LARINO. Riceviamo e pubblichiamo la nota del gruppo di minoranza “Insieme per Larino”.

“Un fantastico 3-0 messo a segno domenica dalla Frentana Larino contro La Polisportiva Turris durante la semifinale di andata dei playoff del girone C di Seconda Categoria, che ha permesso alla squadra frentana di ipotecare il passaggio alla finalissima per volare in Prima Categoria.

Una partita importantissima che ha richiamato numerosi tifosi di entrambe le squadre, ma anche curiosi e comuni cittadini, in un pomeriggio di attese e speranze.
Poco prima della partita, però, è successo l’imprevedibile: le Forze dell’Ordine, applicando e facendo rispettare le regole, hanno fatto uscire dallo stadio, per motivi di sicurezza, numerosi tifosi, spiegando che l’area è sprovvista di omologazione e per legge può ospitare solo 99 persone.
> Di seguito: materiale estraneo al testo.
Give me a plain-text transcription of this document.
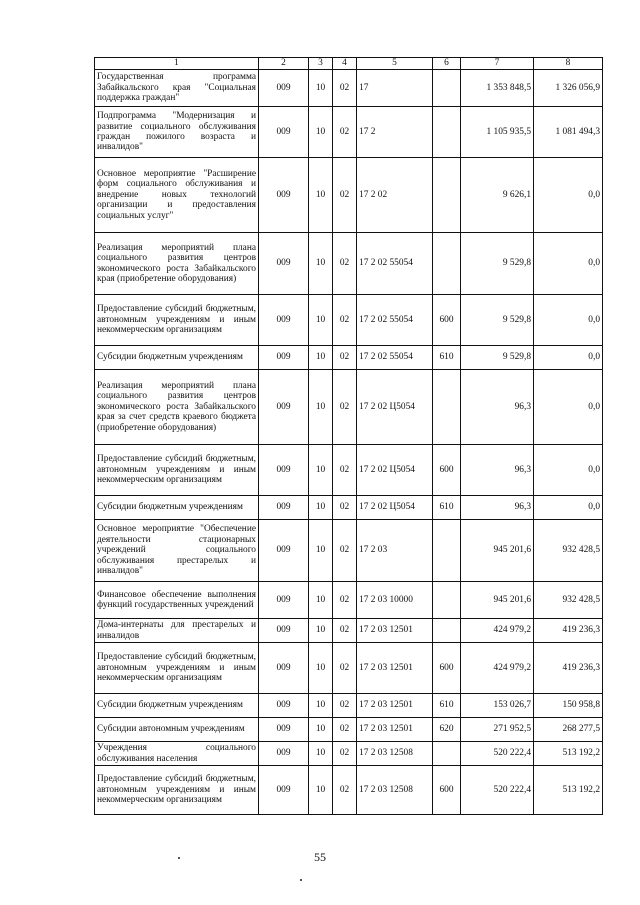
1	2	3	4	5	6	7	8
Государственная программа Забайкальского края "Социальная поддержка граждан"	009	10	02	17		1 353 848,5	1 326 056,9
Подпрограмма "Модернизация и развитие социального обслуживания граждан пожилого возраста и инвалидов"	009	10	02	17 2		1 105 935,5	1 081 494,3
Основное мероприятие "Расширение форм социального обслуживания и внедрение новых технологий организации и предоставления социальных услуг"	009	10	02	17 2 02		9 626,1	0,0
Реализация мероприятий плана социального развития центров экономического роста Забайкальского края (приобретение оборудования)	009	10	02	17 2 02 55054		9 529,8	0,0
Предоставление субсидий бюджетным, автономным учреждениям и иным некоммерческим организациям	009	10	02	17 2 02 55054	600	9 529,8	0,0
Субсидии бюджетным учреждениям	009	10	02	17 2 02 55054	610	9 529,8	0,0
Реализация мероприятий плана социального развития центров экономического роста Забайкальского края за счет средств краевого бюджета (приобретение оборудования)	009	10	02	17 2 02 Ц5054		96,3	0,0
Предоставление субсидий бюджетным, автономным учреждениям и иным некоммерческим организациям	009	10	02	17 2 02 Ц5054	600	96,3	0,0
Субсидии бюджетным учреждениям	009	10	02	17 2 02 Ц5054	610	96,3	0,0
Основное мероприятие "Обеспечение деятельности стационарных учреждений социального обслуживания престарелых и инвалидов"	009	10	02	17 2 03		945 201,6	932 428,5
Финансовое обеспечение выполнения функций государственных учреждений	009	10	02	17 2 03 10000		945 201,6	932 428,5
Дома-интернаты для престарелых и инвалидов	009	10	02	17 2 03 12501		424 979,2	419 236,3
Предоставление субсидий бюджетным, автономным учреждениям и иным некоммерческим организациям	009	10	02	17 2 03 12501	600	424 979,2	419 236,3
Субсидии бюджетным учреждениям	009	10	02	17 2 03 12501	610	153 026,7	150 958,8
Субсидии автономным учреждениям	009	10	02	17 2 03 12501	620	271 952,5	268 277,5
Учреждения социального обслуживания населения	009	10	02	17 2 03 12508		520 222,4	513 192,2
Предоставление субсидий бюджетным, автономным учреждениям и иным некоммерческим организациям	009	10	02	17 2 03 12508	600	520 222,4	513 192,2
55
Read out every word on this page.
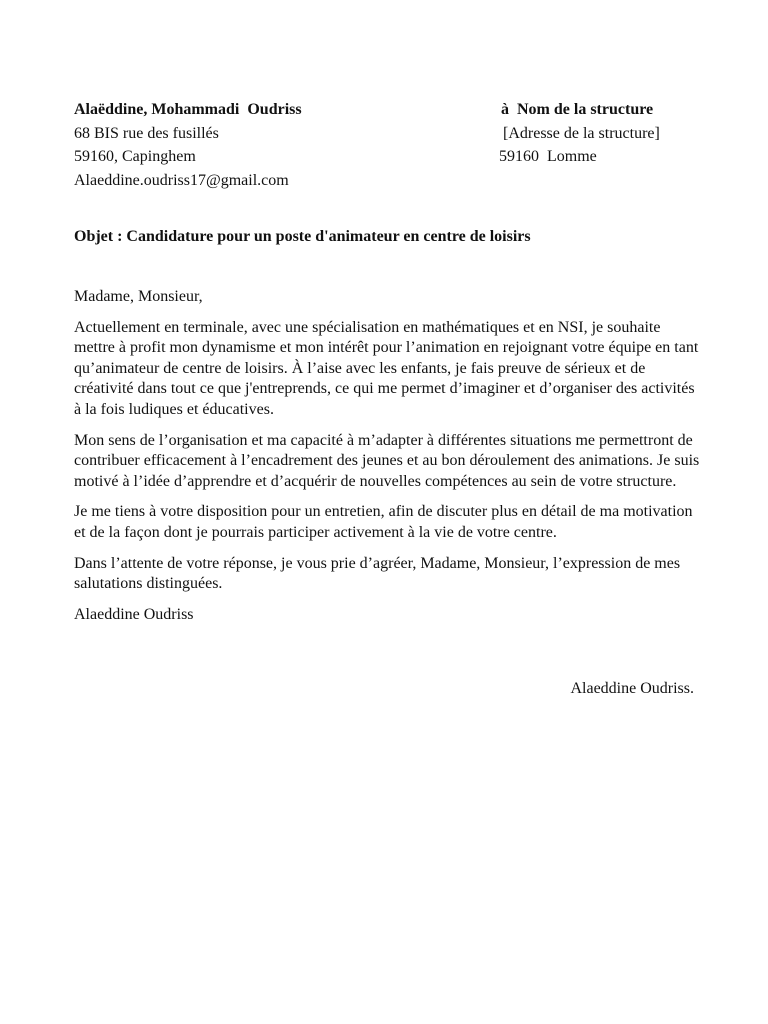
Alaëddine, Mohammadi  Oudriss
68 BIS rue des fusillés
59160, Capinghem
Alaeddine.oudriss17@gmail.com
à  Nom de la structure
[Adresse de la structure]
59160  Lomme
Objet : Candidature pour un poste d'animateur en centre de loisirs

Madame, Monsieur,

Actuellement en terminale, avec une spécialisation en mathématiques et en NSI, je souhaite mettre à profit mon dynamisme et mon intérêt pour l’animation en rejoignant votre équipe en tant qu’animateur de centre de loisirs. À l’aise avec les enfants, je fais preuve de sérieux et de créativité dans tout ce que j'entreprends, ce qui me permet d’imaginer et d’organiser des activités à la fois ludiques et éducatives.

Mon sens de l’organisation et ma capacité à m’adapter à différentes situations me permettront de contribuer efficacement à l’encadrement des jeunes et au bon déroulement des animations. Je suis motivé à l’idée d’apprendre et d’acquérir de nouvelles compétences au sein de votre structure.

Je me tiens à votre disposition pour un entretien, afin de discuter plus en détail de ma motivation et de la façon dont je pourrais participer activement à la vie de votre centre.

Dans l’attente de votre réponse, je vous prie d’agréer, Madame, Monsieur, l’expression de mes salutations distinguées.

Alaeddine Oudriss

Alaeddine Oudriss.
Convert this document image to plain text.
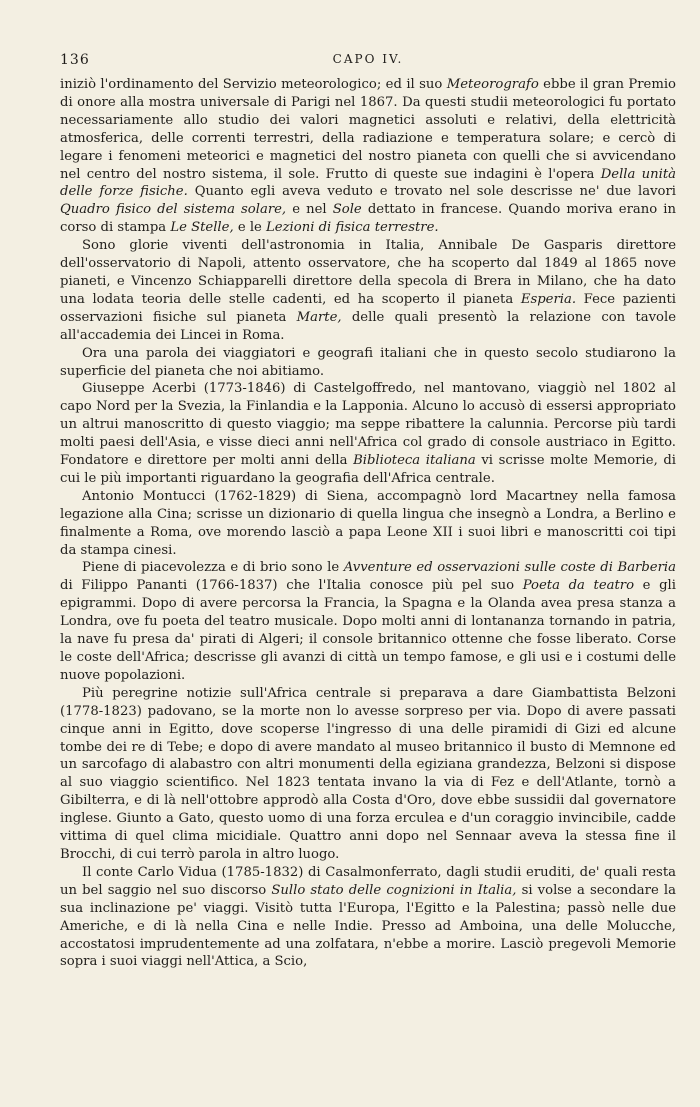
136	CAPO IV.

iniziò l'ordinamento del Servizio meteorologico; ed il suo Meteorografo ebbe il gran Premio di onore alla mostra universale di Parigi nel 1867. Da questi studii meteorologici fu portato necessariamente allo studio dei valori magnetici assoluti e relativi, della elettricità atmosferica, delle correnti terrestri, della radiazione e temperatura solare; e cercò di legare i fenomeni meteorici e magnetici del nostro pianeta con quelli che si avvicendano nel centro del nostro sistema, il sole. Frutto di queste sue indagini è l'opera Della unità delle forze fisiche. Quanto egli aveva veduto e trovato nel sole descrisse ne' due lavori Quadro fisico del sistema solare, e nel Sole dettato in francese. Quando moriva erano in corso di stampa Le Stelle, e le Lezioni di fisica terrestre.

Sono glorie viventi dell'astronomia in Italia, Annibale De Gasparis direttore dell'osservatorio di Napoli, attento osservatore, che ha scoperto dal 1849 al 1865 nove pianeti, e Vincenzo Schiapparelli direttore della specola di Brera in Milano, che ha dato una lodata teoria delle stelle cadenti, ed ha scoperto il pianeta Esperia. Fece pazienti osservazioni fisiche sul pianeta Marte, delle quali presentò la relazione con tavole all'accademia dei Lincei in Roma.

Ora una parola dei viaggiatori e geografi italiani che in questo secolo studiarono la superficie del pianeta che noi abitiamo.

Giuseppe Acerbi (1773-1846) di Castelgoffredo, nel mantovano, viaggiò nel 1802 al capo Nord per la Svezia, la Finlandia e la Lapponia. Alcuno lo accusò di essersi appropriato un altrui manoscritto di questo viaggio; ma seppe ribattere la calunnia. Percorse più tardi molti paesi dell'Asia, e visse dieci anni nell'Africa col grado di console austriaco in Egitto. Fondatore e direttore per molti anni della Biblioteca italiana vi scrisse molte Memorie, di cui le più importanti riguardano la geografia dell'Africa centrale.

Antonio Montucci (1762-1829) di Siena, accompagnò lord Macartney nella famosa legazione alla Cina; scrisse un dizionario di quella lingua che insegnò a Londra, a Berlino e finalmente a Roma, ove morendo lasciò a papa Leone XII i suoi libri e manoscritti coi tipi da stampa cinesi.

Piene di piacevolezza e di brio sono le Avventure ed osservazioni sulle coste di Barberia di Filippo Pananti (1766-1837) che l'Italia conosce più pel suo Poeta da teatro e gli epigrammi. Dopo di avere percorsa la Francia, la Spagna e la Olanda avea presa stanza a Londra, ove fu poeta del teatro musicale. Dopo molti anni di lontananza tornando in patria, la nave fu presa da' pirati di Algeri; il console britannico ottenne che fosse liberato. Corse le coste dell'Africa; descrisse gli avanzi di città un tempo famose, e gli usi e i costumi delle nuove popolazioni.

Più peregrine notizie sull'Africa centrale si preparava a dare Giambattista Belzoni (1778-1823) padovano, se la morte non lo avesse sorpreso per via. Dopo di avere passati cinque anni in Egitto, dove scoperse l'ingresso di una delle piramidi di Gizi ed alcune tombe dei re di Tebe; e dopo di avere mandato al museo britannico il busto di Memnone ed un sarcofago di alabastro con altri monumenti della egiziana grandezza, Belzoni si dispose al suo viaggio scientifico. Nel 1823 tentata invano la via di Fez e dell'Atlante, tornò a Gibilterra, e di là nell'ottobre approdò alla Costa d'Oro, dove ebbe sussidii dal governatore inglese. Giunto a Gato, questo uomo di una forza erculea e d'un coraggio invincibile, cadde vittima di quel clima micidiale. Quattro anni dopo nel Sennaar aveva la stessa fine il Brocchi, di cui terrò parola in altro luogo.

Il conte Carlo Vidua (1785-1832) di Casalmonferrato, dagli studii eruditi, de' quali resta un bel saggio nel suo discorso Sullo stato delle cognizioni in Italia, si volse a secondare la sua inclinazione pe' viaggi. Visitò tutta l'Europa, l'Egitto e la Palestina; passò nelle due Americhe, e di là nella Cina e nelle Indie. Presso ad Amboina, una delle Molucche, accostatosi imprudentemente ad una zolfatara, n'ebbe a morire. Lasciò pregevoli Memorie sopra i suoi viaggi nell'Attica, a Scio,
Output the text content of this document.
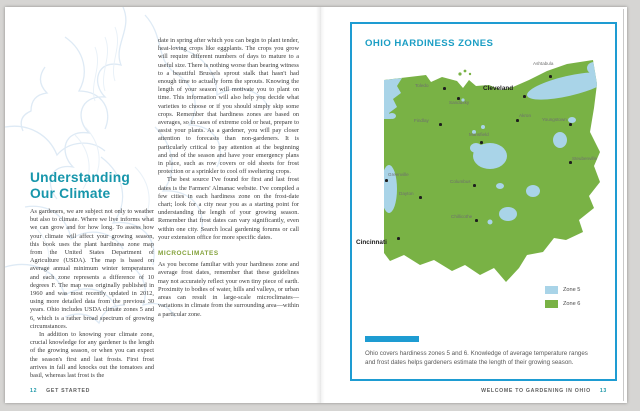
Understanding
Our Climate

As gardeners, we are subject not only to weather but also to climate. Where we live informs what we can grow and for how long. To assess how your climate will affect your growing season, this book uses the plant hardiness zone map from the United States Department of Agriculture (USDA). The map is based on average annual minimum winter temperatures and each zone represents a difference of 10 degrees F. The map was originally published in 1960 and was most recently updated in 2012, using more detailed data from the previous 30 years. Ohio includes USDA climate zones 5 and 6, which is a rather broad spectrum of growing circumstances.

In addition to knowing your climate zone, crucial knowledge for any gardener is the length of the growing season, or when you can expect the season's first and last frosts. First frost arrives in fall and knocks out the tomatoes and basil, whereas last frost is the

date in spring after which you can begin to plant tender, heat-loving crops like eggplants. The crops you grow will require different numbers of days to mature to a useful size. There is nothing worse than bearing witness to a beautiful Brussels sprout stalk that hasn't had enough time to actually form the sprouts. Knowing the length of your season will motivate you to plant on time. This information will also help you decide what varieties to choose or if you should simply skip some crops. Remember that hardiness zones are based on averages, so in cases of extreme cold or heat, prepare to assist your plants. As a gardener, you will pay closer attention to forecasts than non-gardeners. It is particularly critical to pay attention at the beginning and end of the season and have your emergency plans in place, such as row covers or old sheets for frost protection or a sprinkler to cool off sweltering crops.

The best source I've found for first and last frost dates is the Farmers' Almanac website. I've compiled a few cities in each hardiness zone on the frost-date chart; look for a city near you as a starting point for understanding the length of your growing season. Remember that frost dates can vary significantly, even within one city. Search local gardening forums or call your extension office for more specific dates.

MICROCLIMATES

As you become familiar with your hardiness zone and average frost dates, remember that these guidelines may not accurately reflect your own tiny piece of earth. Proximity to bodies of water, hills and valleys, or urban areas can result in large-scale microclimates—variations in climate from the surrounding area—within a particular zone.

12 GET STARTED
OHIO HARDINESS ZONES
Toledo
Sandusky
Cleveland
Ashtabula
Findlay
Akron
Youngstown
Mansfield
Steubenville
Greenville
Dayton
Columbus
Chillicothe
Cincinnati
Zone 5
Zone 6
Ohio covers hardiness zones 5 and 6. Knowledge of average temperature ranges and frost dates helps gardeners estimate the length of their growing season.
WELCOME TO GARDENING IN OHIO 13
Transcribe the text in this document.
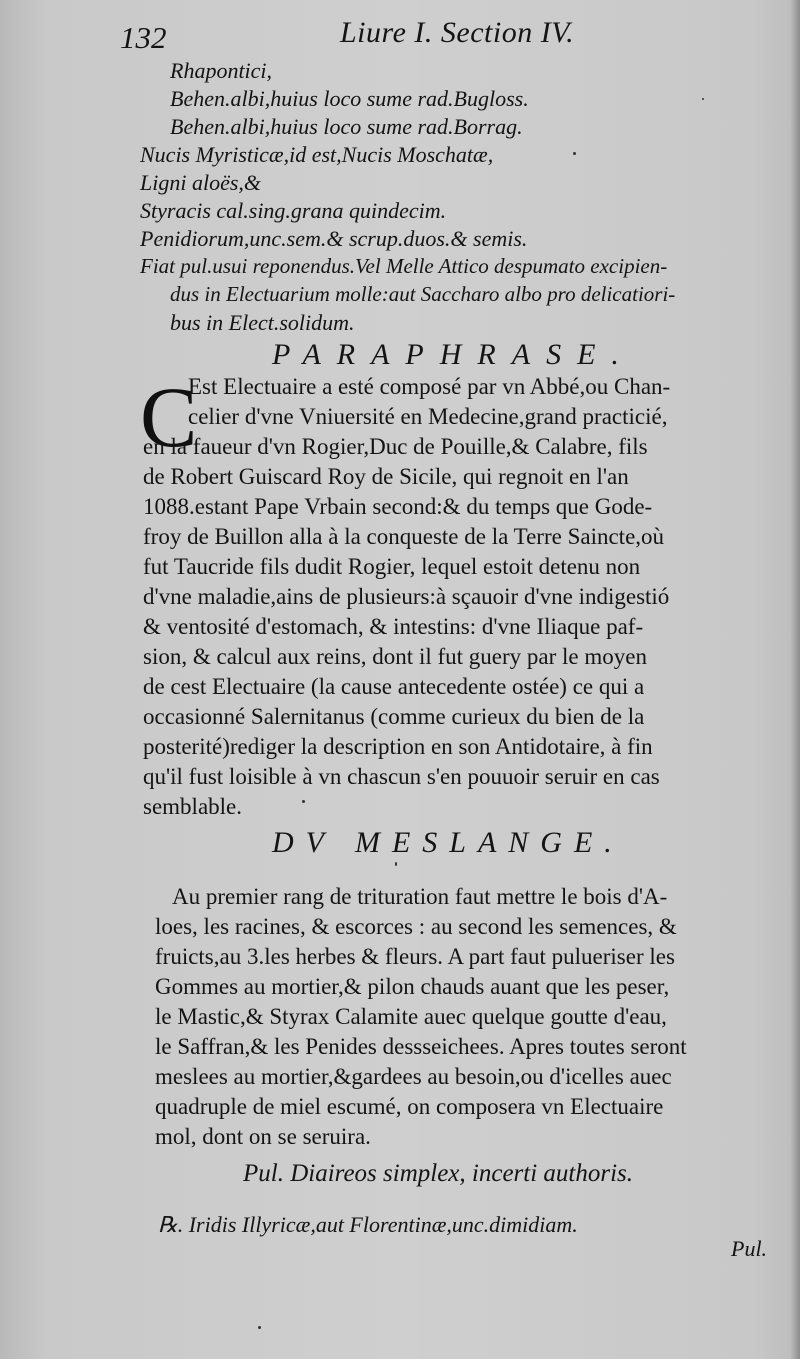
132	Liure I. Section IV.
Rhapontici,
Behen.albi,huius loco sume rad.Bugloss.
Behen.albi,huius loco sume rad.Borrag.
Nucis Myristicæ,id est,Nucis Moschatæ,
Ligni aloës,&
Styracis cal.sing.grana quindecim.
Penidiorum,unc.sem.& scrup.duos.& semis.
Fiat pul.usui reponendus.Vel Melle Attico despumato excipien-
dus in Electuarium molle:aut Saccharo albo pro delicatiori-
bus in Elect.solidum.
PARAPHRASE.
C
Est Electuaire a esté composé par vn Abbé,ou Chan-
celier d'vne Vniuersité en Medecine,grand practicié,
en la faueur d'vn Rogier,Duc de Pouille,& Calabre, fils
de Robert Guiscard Roy de Sicile, qui regnoit en l'an
1088.estant Pape Vrbain second:& du temps que Gode-
froy de Buillon alla à la conqueste de la Terre Saincte,où
fut Taucride fils dudit Rogier, lequel estoit detenu non
d'vne maladie,ains de plusieurs:à sçauoir d'vne indigestió
& ventosité d'estomach, & intestins: d'vne Iliaque paf-
sion, & calcul aux reins, dont il fut guery par le moyen
de cest Electuaire (la cause antecedente ostée) ce qui a
occasionné Salernitanus (comme curieux du bien de la
posterité)rediger la description en son Antidotaire, à fin
qu'il fust loisible à vn chascun s'en pouuoir seruir en cas
semblable.
DV MESLANGE.
Au premier rang de trituration faut mettre le bois d'A-
loes, les racines, & escorces : au second les semences, &
fruicts,au 3.les herbes & fleurs. A part faut pulueriser les
Gommes au mortier,& pilon chauds auant que les peser,
le Mastic,& Styrax Calamite auec quelque goutte d'eau,
le Saffran,& les Penides dessseichees. Apres toutes seront
meslees au mortier,&gardees au besoin,ou d'icelles auec
quadruple de miel escumé, on composera vn Electuaire
mol, dont on se seruira.
Pul. Diaireos simplex, incerti authoris.
℞. Iridis Illyricæ,aut Florentinæ,unc.dimidiam.
Pul.
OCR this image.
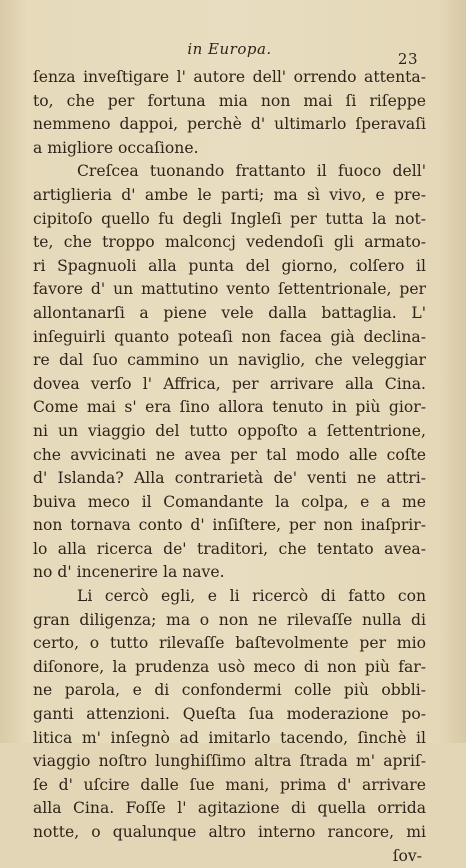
in Europa.
23
ſenza inveſtigare l' autore dell' orrendo attenta-
to, che per fortuna mia non mai ſi riſeppe
nemmeno dappoi, perchè d' ultimarlo ſperavaſi
a migliore occaſione.
Creſcea tuonando frattanto il fuoco dell'
artiglieria d' ambe le parti; ma sì vivo, e pre-
cipitoſo quello fu degli Ingleſi per tutta la not-
te, che troppo malconcj vedendoſi gli armato-
ri Spagnuoli alla punta del giorno, colſero il
favore d' un mattutino vento ſettentrionale, per
allontanarſi a piene vele dalla battaglia. L'
inſeguirli quanto poteaſi non facea già declina-
re dal ſuo cammino un naviglio, che veleggiar
dovea verſo l' Affrica, per arrivare alla Cina.
Come mai s' era ſino allora tenuto in più gior-
ni un viaggio del tutto oppoſto a ſettentrione,
che avvicinati ne avea per tal modo alle coſte
d' Islanda? Alla contrarietà de' venti ne attri-
buiva meco il Comandante la colpa, e a me
non tornava conto d' inſiſtere, per non inaſprir-
lo alla ricerca de' traditori, che tentato avea-
no d' incenerire la nave.
Li cercò egli, e li ricercò di fatto con
gran diligenza; ma o non ne rilevaſſe nulla di
certo, o tutto rilevaſſe baſtevolmente per mio
diſonore, la prudenza usò meco di non più far-
ne parola, e di confondermi colle più obbli-
ganti attenzioni. Queſta ſua moderazione po-
litica m' inſegnò ad imitarlo tacendo, ſinchè il
viaggio noſtro lunghiſſimo altra ſtrada m' apriſ-
ſe d' uſcire dalle ſue mani, prima d' arrivare
alla Cina. Foſſe l' agitazione di quella orrida
notte, o qualunque altro interno rancore, mi
ſov-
A quel punto, per onorare il dovere di ospitalità, i tifosi larinesi, spronati dai componenti della Società Frentana Larino, hanno lasciato il posto alla tifoseria della squadra ospitata, decidendo di assieparsi dietro alla rete dello stadio. Assieparsi nel vero senso della parola, perché la collinetta antistante il polo fieristico era invasa dall’erba, che è stata fatta trinciare lì per lì, sempre grazie alla prontezza dei ragazzi della Società Frentana, per permettere almeno una visione “privilegiata” della partita. Una pulizia lampo che ha regalato anche una sorpresa: dall’erba è uscito un grosso cinghiale che, indisturbato, evidentemente aveva fatto di quell’area la sua tana. Questo la dice lunga sul livello di manutenzione di un sito confinante con lo stadio, che non è stato bonificato neppure in vista di una partita così importante.
Per avere delucidazioni circa l’accaduto, sono state chieste spiegazioni all’Assessore allo Sport, nonché Vicesindaco, Claudio Perna, che si trovava lì per seguire la partita, il quale ha spiegato proprio che il provvedimento urgente di far uscire le persone dallo stadio era stato preso in base all’autorizzazione firmata dal Sindaco per soli 99 spettatori. Quindi, smentendo di fatto la voce che i Carabinieri avevano agito preventivamente per evitare disordini tra le due tifoserie, visto che si trattava di una partita importante e decisiva per entrambe le squadre.

L’opposizione, chiamata nell’immediato da tifosi e cittadini presenti all’evento, ha voluto vederci chiaro, e ieri mattina ha approfondito la questione presso l’ufficio competente, apprendendo dal responsabile che il problema dipende dal fatto che manca il piano di sicurezza e, di conseguenza, il parere della Commissione di Pubblico Spettacolo, per cui, stando così le cose, il Sindaco può autorizzare solo per 99 posti. In effetti, “Sotto i 100 spettatori complessivi, compresi addetti ai lavori, atleti e staff, non serve il collaudo della commissione di vigilanza né il certificato di prevenzione incendi”, dovendo quindi garantire solo le misure minime di sicurezza e igiene, appunto certificate da Comune.
Ieri pomeriggio, durante il Consiglio comunale, un consigliere ha tentato di capire meglio la questione, ma l’Assessore Perna non ha risposto, chiedendo che sul punto venga fatta un’interrogazione durante il prossimo Consiglio.

Restano quindi alcuni dubbi: Perché il sindaco Pino Puchetti e l’Assessore Perna, pur sapendo di tale limite, non sono intervenuti prima, spiegando la situazione? Era prevedibiloe un numero di persone così elevato, visti anche gli striscioni comparsi nei giorni precedenti, che recitavano “Tutti allo stadio”!
Inoltre, sono state acquistate due tribune, pagate con i soldi dei cittadini, pur sapendo che in parte non sarebbero state utilizzate.
Dispiace per Larino che sicuramente non ha fatto una bella figura, e dispiace per la Frentana Larino, una squadra che dopo anni è ripartita da zero grazie all’impegno e al coraggio dei componenti della Società e del Presidente, raggiungendo in poco tempo ottimi risultati e riaccendendo così il sogno frentano”.